The other day at my Tuesday night weekly drum lesson my teacher had showed me new polyrhythms to play. After watching him demonstrate for a couple of minutes, I turned to the drum kit and with my eyes closed tried to “feel” my way through the exercise. He stopped me midway and said something like, “You should really keep your eyes open when you practice. You wouldn’t go to a gig and close your eyes. You have to be fully aware of your surroundings; know what’s really happening so you clearly understand how it all comes together with the other players.” And of course I saw the metaphor in that example.

In the Soto-Zen practice of Zazen (sitting meditation), we sit with our eyes mostly closed, but still slightly open. Although I’m typically facing a wall and the downward gaze is soft and my vision heavily blurred, I can’t help but be reminded that there is a world outside myself. It can be safe to close my eyes where I can be sleepy and warm and cozy in my own little world, but the reality is that I’m not alone. We are not alone. We live among billions of people. Sometimes it’s a good thing to really open our eyes and see outside our iPods, Cars, phones, offices, cubicles, homes, books and whatever other “pods of safety” you choose to use so you don’t have deal with others. Don’t get me wrong, I like all that stuff as much as the next gal. But at the end of the day, I think I’d prefer to see the connection for what it really is and try to understand how it all comes together with the other players. Maybe I will end up making a good drummer after all.

The Zenful Blogger

4 thoughts on “Day 114 (Day 16) of The Middle Path Makeover – Open Your Eyes

  1. I’m loving your blog Leah, and thank you so much for putting your thoughts, observations and reflections out there : )

    I love the metaphor of drumming with your eyes open. I find that true for me in my daily morning walks to casual carpool. Instead of zoning out with my iPod, its always more satisfying to just observe my sourroundings: the trees, the sky, the details of a garden Iight pass along the way.

    To visually engage with your surroundings can be a powerful meditation in itself, whether it’s a stroll through the city streets, or when your pounding out those paradidles ; )

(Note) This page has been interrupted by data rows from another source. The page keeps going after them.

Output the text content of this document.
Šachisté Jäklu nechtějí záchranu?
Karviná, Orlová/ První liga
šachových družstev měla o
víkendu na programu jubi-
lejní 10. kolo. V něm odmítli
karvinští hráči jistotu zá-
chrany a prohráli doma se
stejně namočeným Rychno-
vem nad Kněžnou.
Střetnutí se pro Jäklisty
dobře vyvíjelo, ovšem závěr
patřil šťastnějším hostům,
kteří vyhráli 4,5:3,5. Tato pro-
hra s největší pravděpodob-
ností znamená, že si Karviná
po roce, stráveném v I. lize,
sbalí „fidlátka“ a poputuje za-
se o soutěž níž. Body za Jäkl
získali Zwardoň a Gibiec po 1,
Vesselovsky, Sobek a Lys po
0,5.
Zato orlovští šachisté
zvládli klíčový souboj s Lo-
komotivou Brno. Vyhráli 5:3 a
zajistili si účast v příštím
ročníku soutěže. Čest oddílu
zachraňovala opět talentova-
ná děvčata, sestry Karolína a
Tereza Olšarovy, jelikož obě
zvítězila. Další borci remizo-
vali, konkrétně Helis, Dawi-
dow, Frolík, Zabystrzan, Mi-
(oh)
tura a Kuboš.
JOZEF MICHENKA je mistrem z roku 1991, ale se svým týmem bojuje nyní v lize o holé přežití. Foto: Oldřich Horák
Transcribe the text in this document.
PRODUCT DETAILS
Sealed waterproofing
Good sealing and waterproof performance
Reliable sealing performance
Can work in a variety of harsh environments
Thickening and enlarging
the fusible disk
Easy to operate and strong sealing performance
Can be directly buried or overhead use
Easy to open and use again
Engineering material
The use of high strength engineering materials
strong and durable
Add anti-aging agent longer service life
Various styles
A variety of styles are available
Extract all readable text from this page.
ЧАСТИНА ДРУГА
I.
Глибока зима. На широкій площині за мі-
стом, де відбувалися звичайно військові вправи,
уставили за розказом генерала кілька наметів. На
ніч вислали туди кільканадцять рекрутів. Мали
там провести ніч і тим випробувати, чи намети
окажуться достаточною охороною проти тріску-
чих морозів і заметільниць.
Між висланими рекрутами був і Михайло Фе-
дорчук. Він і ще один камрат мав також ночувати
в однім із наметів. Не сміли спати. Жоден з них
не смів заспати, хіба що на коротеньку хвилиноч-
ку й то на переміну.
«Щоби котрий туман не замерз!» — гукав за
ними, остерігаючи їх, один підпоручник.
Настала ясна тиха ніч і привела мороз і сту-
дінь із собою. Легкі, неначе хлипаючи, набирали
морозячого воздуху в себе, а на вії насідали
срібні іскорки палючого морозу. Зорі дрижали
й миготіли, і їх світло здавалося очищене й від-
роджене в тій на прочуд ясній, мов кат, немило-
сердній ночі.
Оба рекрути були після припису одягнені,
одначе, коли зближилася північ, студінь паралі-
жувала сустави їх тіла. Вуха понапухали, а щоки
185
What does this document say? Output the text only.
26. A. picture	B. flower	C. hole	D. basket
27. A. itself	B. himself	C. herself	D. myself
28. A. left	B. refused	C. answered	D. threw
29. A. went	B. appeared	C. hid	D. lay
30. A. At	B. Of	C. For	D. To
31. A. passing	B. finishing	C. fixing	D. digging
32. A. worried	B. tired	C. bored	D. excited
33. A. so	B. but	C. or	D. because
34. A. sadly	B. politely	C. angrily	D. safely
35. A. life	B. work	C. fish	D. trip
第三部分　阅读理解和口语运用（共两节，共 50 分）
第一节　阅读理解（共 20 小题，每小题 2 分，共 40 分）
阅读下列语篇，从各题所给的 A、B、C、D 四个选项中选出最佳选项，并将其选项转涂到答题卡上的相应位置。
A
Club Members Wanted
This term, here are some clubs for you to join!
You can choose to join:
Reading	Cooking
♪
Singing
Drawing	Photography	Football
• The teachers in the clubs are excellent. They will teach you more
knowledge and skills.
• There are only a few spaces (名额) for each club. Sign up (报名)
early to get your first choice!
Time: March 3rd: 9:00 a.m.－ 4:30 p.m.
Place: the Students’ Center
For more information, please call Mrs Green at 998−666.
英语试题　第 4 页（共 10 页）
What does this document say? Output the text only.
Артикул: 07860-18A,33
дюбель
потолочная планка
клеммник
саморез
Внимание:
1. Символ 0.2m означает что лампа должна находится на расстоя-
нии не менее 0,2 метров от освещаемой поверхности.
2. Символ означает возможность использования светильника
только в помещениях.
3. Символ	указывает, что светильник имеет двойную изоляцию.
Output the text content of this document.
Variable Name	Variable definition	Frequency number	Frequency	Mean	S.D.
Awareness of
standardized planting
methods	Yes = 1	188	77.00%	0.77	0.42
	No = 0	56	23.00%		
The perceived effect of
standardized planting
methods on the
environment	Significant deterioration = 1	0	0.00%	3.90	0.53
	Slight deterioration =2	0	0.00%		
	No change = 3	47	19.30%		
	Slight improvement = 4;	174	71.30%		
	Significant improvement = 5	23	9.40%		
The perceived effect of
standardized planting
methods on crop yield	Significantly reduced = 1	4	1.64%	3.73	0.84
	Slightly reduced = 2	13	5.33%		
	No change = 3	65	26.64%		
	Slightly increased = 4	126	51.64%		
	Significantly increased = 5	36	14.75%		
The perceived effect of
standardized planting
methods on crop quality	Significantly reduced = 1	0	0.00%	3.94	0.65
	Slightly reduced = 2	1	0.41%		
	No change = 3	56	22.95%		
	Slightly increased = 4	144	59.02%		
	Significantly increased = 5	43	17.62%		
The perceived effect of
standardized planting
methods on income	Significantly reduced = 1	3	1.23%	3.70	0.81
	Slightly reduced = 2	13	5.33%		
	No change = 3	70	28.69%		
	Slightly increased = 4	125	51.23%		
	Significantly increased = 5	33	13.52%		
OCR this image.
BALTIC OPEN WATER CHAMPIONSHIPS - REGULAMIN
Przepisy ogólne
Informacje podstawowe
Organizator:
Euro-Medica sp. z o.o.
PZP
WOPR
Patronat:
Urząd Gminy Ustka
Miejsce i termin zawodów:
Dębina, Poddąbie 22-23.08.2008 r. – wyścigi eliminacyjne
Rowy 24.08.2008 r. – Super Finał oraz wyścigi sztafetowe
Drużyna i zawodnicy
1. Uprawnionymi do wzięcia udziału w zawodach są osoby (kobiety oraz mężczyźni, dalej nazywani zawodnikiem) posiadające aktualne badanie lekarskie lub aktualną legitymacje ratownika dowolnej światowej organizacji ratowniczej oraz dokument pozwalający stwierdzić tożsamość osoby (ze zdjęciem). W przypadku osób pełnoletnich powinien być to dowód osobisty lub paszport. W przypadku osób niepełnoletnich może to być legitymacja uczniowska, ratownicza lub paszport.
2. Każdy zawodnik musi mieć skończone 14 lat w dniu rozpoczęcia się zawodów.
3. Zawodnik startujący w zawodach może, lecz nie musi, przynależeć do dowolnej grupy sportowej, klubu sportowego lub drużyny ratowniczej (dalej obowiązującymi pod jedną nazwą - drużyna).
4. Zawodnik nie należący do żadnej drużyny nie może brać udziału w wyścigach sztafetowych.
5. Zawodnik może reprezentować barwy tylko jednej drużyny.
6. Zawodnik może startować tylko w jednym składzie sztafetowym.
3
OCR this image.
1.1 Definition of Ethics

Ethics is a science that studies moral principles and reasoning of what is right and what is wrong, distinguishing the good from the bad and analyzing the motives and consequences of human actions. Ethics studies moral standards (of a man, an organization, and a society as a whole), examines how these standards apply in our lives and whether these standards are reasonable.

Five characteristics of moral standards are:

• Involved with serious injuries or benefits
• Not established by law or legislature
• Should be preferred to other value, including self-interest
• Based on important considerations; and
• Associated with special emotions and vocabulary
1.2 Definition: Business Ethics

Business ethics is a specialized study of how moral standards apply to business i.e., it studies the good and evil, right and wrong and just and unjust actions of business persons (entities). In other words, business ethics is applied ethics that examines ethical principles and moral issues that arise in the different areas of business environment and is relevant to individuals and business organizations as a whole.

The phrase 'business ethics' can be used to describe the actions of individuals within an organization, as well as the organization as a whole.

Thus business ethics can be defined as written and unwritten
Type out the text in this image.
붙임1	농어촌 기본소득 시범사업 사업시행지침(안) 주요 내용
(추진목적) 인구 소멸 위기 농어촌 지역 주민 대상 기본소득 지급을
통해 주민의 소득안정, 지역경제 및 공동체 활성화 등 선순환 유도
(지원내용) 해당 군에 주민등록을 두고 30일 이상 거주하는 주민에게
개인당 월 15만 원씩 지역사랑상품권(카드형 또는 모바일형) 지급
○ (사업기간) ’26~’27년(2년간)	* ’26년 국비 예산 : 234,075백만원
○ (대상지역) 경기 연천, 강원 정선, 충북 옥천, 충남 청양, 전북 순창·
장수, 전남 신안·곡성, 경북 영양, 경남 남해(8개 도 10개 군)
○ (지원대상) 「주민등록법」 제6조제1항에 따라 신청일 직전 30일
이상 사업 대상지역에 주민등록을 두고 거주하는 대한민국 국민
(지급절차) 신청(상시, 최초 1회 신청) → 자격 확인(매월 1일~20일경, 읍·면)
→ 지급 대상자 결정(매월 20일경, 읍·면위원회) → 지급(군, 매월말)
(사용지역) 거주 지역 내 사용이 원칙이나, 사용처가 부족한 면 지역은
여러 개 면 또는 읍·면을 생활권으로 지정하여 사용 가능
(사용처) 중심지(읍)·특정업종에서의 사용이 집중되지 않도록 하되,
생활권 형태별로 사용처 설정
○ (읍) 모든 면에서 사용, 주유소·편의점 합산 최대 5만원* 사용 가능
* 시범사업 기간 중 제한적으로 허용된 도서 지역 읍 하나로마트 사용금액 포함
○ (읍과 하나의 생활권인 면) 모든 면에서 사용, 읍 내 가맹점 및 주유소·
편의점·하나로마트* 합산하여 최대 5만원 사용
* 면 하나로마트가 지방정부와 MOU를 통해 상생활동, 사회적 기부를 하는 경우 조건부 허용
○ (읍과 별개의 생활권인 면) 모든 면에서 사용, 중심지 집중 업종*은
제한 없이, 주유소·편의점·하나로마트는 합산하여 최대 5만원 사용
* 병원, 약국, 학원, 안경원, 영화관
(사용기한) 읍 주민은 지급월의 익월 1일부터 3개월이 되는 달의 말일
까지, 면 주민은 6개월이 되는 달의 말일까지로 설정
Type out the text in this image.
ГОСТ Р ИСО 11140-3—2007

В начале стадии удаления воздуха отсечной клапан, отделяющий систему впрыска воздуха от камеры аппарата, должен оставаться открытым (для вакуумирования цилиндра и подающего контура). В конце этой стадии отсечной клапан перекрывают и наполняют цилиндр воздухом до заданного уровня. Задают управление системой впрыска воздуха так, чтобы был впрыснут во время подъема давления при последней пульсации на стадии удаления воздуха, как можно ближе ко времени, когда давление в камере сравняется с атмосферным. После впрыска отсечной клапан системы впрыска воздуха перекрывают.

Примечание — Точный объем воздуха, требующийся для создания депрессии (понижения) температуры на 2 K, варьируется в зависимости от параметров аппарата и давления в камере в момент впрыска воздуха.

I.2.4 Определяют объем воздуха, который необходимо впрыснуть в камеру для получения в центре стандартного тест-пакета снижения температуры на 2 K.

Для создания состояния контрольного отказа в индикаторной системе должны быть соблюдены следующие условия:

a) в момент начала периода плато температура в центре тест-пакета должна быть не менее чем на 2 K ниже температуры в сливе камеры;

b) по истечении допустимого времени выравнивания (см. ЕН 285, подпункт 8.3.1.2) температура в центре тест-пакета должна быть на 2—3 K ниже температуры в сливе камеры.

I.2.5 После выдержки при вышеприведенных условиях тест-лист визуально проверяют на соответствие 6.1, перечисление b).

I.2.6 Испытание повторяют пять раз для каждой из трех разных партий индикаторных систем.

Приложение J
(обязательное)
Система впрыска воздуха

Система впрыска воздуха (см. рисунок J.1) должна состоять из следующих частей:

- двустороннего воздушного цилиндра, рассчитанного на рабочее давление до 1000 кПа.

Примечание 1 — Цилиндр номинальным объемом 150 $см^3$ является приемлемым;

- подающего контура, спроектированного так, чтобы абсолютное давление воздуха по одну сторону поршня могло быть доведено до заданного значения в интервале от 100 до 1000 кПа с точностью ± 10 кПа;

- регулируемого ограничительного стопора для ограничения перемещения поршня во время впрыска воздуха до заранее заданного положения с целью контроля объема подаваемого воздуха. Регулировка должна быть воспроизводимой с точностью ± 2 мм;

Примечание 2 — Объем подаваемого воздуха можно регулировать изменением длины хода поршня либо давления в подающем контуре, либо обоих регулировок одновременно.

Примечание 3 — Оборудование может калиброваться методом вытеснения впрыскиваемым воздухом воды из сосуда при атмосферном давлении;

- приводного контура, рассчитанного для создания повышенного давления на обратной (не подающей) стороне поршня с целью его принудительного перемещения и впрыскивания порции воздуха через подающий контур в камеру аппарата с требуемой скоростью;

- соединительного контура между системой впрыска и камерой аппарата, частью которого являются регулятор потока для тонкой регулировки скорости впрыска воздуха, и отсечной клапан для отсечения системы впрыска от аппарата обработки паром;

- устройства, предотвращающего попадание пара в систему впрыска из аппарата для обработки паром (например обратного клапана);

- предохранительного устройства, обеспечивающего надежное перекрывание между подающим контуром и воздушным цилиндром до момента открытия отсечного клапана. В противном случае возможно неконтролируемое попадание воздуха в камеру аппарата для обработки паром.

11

    Thanks for the inspiration.

    namaste

  2. A while back I noticed I would always “hide” behind my phone while on the bus or in an elevator. I tried forcing myself not to–I’d be responsive to people if we “accidentally” made eye contact, and would sometimes even start up a conversation. I’ve felt so much lighter and happier afterwards! I’ts rather liberating. Plus, quick conversations with strangers can get quite interesting!